Sa mise en avant de l’intelligence artificielle (IA) intervient à un moment où l’émergence de ChatGPT a déclenché un débat désordonné, écrasant et parfois exagéré.

Le mois dernier, le sénateur américain Chris Murphy a tweeté une affirmation selon laquelle ChatGPT avait appris par lui-même à faire de la chimie avancée. « Quelque chose arrive », a-t-il prévenu. « Nous ne sommes pas prêts ».

Il est difficile de parvenir à un consensus sur ce qui s’en vient, mais de nombreux commentateurs s’accordent à dire que le rythme et l’ampleur des changements provoqués par les progrès rapides de l’IA, et la promesse d’autres à venir, sont énormes.

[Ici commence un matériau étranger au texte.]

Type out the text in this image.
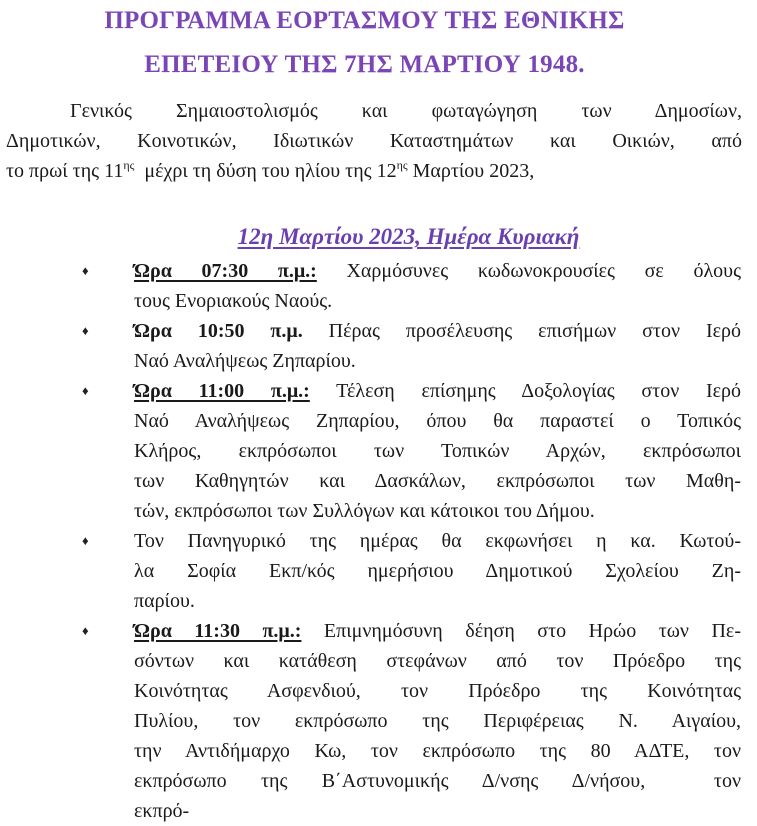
ΠΡΟΓΡΑΜΜΑ ΕΟΡΤΑΣΜΟΥ ΤΗΣ ΕΘΝΙΚΗΣ
ΕΠΕΤΕΙΟΥ ΤΗΣ 7ΗΣ ΜΑΡΤΙΟΥ 1948.
Γενικός Σημαιοστολισμός και φωταγώγηση των Δημοσίων,
Δημοτικών, Κοινοτικών, Ιδιωτικών Καταστημάτων και Οικιών, από
το πρωί της $11^{\eta\varsigma}$  μέχρι τη δύση του ηλίου της $12^{\eta\varsigma}$ Μαρτίου 2023,
12η Μαρτίου 2023, Ημέρα Κυριακή
♦ Ώρα 07:30 π.μ.: Χαρμόσυνες κωδωνοκρουσίες σε όλους
τους Ενοριακούς Ναούς.
♦ Ώρα 10:50 π.μ. Πέρας προσέλευσης επισήμων στον Ιερό
Ναό Αναλήψεως Ζηπαρίου.
♦ Ώρα 11:00 π.μ.: Τέλεση επίσημης Δοξολογίας στον Ιερό
Ναό Αναλήψεως Ζηπαρίου, όπου θα παραστεί ο Τοπικός
Κλήρος, εκπρόσωποι των Τοπικών Αρχών, εκπρόσωποι
των Καθηγητών και Δασκάλων, εκπρόσωποι των Μαθη-
τών, εκπρόσωποι των Συλλόγων και κάτοικοι του Δήμου.
♦ Τον Πανηγυρικό της ημέρας θα εκφωνήσει η κα. Κωτού-
λα Σοφία Εκπ/κός ημερήσιου Δημοτικού Σχολείου Ζη-
παρίου.
♦ Ώρα 11:30 π.μ.: Επιμνημόσυνη δέηση στο Ηρώο των Πε-
σόντων και κατάθεση στεφάνων από τον Πρόεδρο της
Κοινότητας Ασφενδιού, τον Πρόεδρο της Κοινότητας
Πυλίου, τον εκπρόσωπο της Περιφέρειας Ν. Αιγαίου,
την Αντιδήμαρχο Κω, τον εκπρόσωπο της 80 ΑΔΤΕ, τον
εκπρόσωπο της Β΄Αστυνομικής Δ/νσης Δ/νήσου,  τον
εκπρό-
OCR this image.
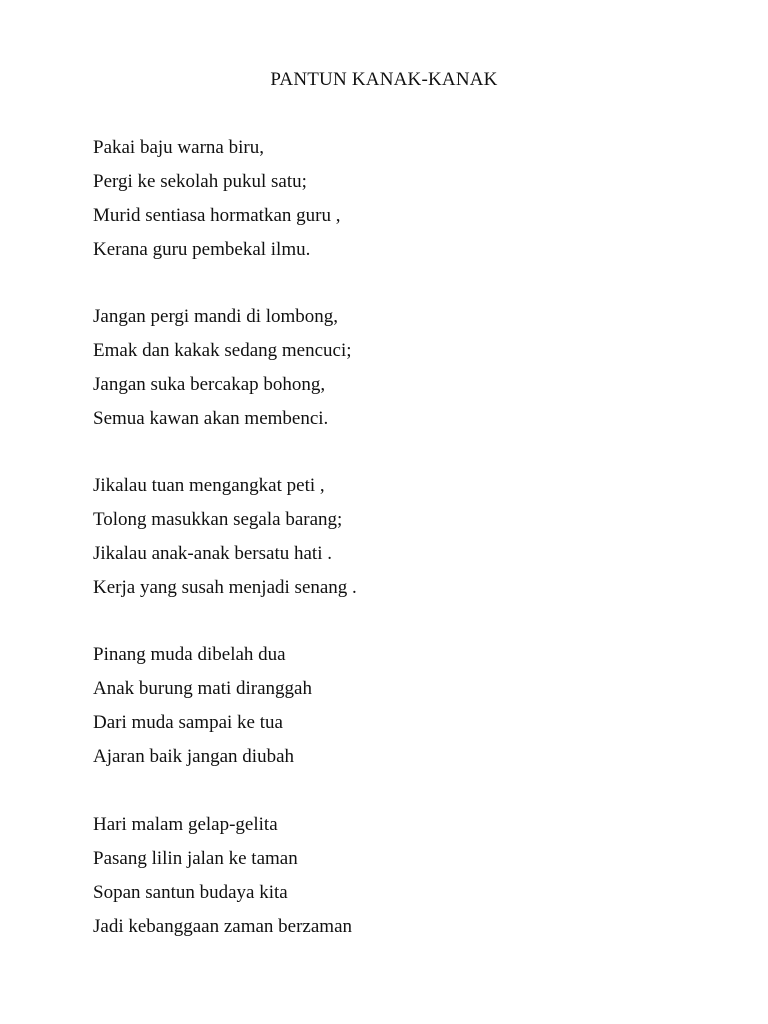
PANTUN KANAK-KANAK
Pakai baju warna biru,
Pergi ke sekolah pukul satu;
Murid sentiasa hormatkan guru ,
Kerana guru pembekal ilmu.
Jangan pergi mandi di lombong,
Emak dan kakak sedang mencuci;
Jangan suka bercakap bohong,
Semua kawan akan membenci.
Jikalau tuan mengangkat peti ,
Tolong masukkan segala barang;
Jikalau anak-anak bersatu hati .
Kerja yang susah menjadi senang .
Pinang muda dibelah dua
Anak burung mati diranggah
Dari muda sampai ke tua
Ajaran baik jangan diubah
Hari malam gelap-gelita
Pasang lilin jalan ke taman
Sopan santun budaya kita
Jadi kebanggaan zaman berzaman
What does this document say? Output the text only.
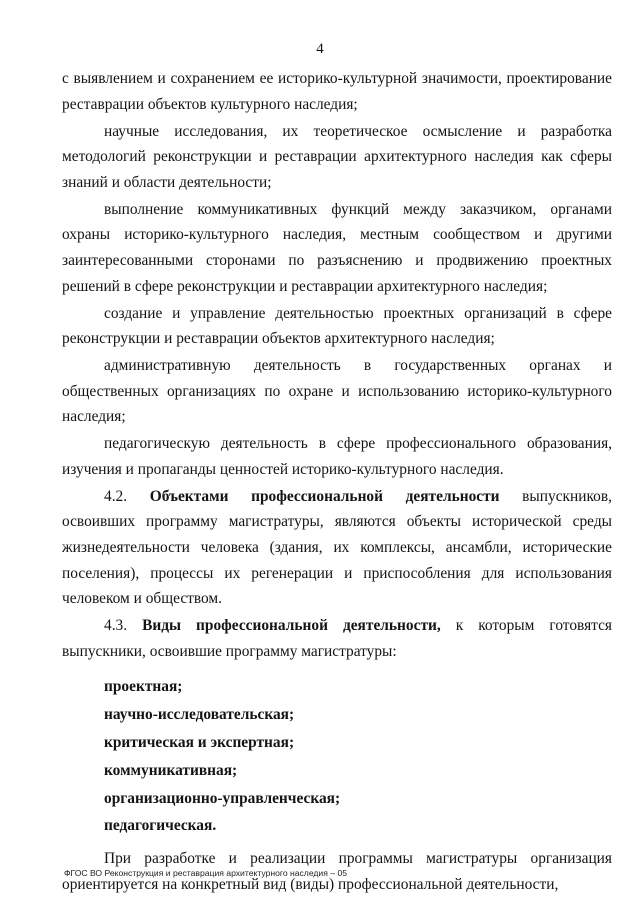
4

с выявлением и сохранением ее историко-культурной значимости, проектирование реставрации объектов культурного наследия;

научные исследования, их теоретическое осмысление и разработка методологий реконструкции и реставрации архитектурного наследия как сферы знаний и области деятельности;

выполнение коммуникативных функций между заказчиком, органами охраны историко-культурного наследия, местным сообществом и другими заинтересованными сторонами по разъяснению и продвижению проектных решений в сфере реконструкции и реставрации архитектурного наследия;

создание и управление деятельностью проектных организаций в сфере реконструкции и реставрации объектов архитектурного наследия;

административную деятельность в государственных органах и общественных организациях по охране и использованию историко-культурного наследия;

педагогическую деятельность в сфере профессионального образования, изучения и пропаганды ценностей историко-культурного наследия.

4.2. Объектами профессиональной деятельности выпускников, освоивших программу магистратуры, являются объекты исторической среды жизнедеятельности человека (здания, их комплексы, ансамбли, исторические поселения), процессы их регенерации и приспособления для использования человеком и обществом.

4.3. Виды профессиональной деятельности, к которым готовятся выпускники, освоившие программу магистратуры:

проектная;
научно-исследовательская;
критическая и экспертная;
коммуникативная;
организационно-управленческая;
педагогическая.

При разработке и реализации программы магистратуры организация ориентируется на конкретный вид (виды) профессиональной деятельности,

ФГОС ВО Реконструкция и реставрация архитектурного наследия – 05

Le Dr Seán Ó hÉigeartaigh, un universitaire irlandais qui est directeur de l’IA au programme Futures and Responsibility de l’Université de Cambridge, déclare que le potentiel de transformation de l’IA est « de l’ordre d’Internet – et je pense qu’il y a une possibilité dans 10 ans délai, si les progrès se poursuivent, que l’on regarde de l’ordre de la révolution industrielle ».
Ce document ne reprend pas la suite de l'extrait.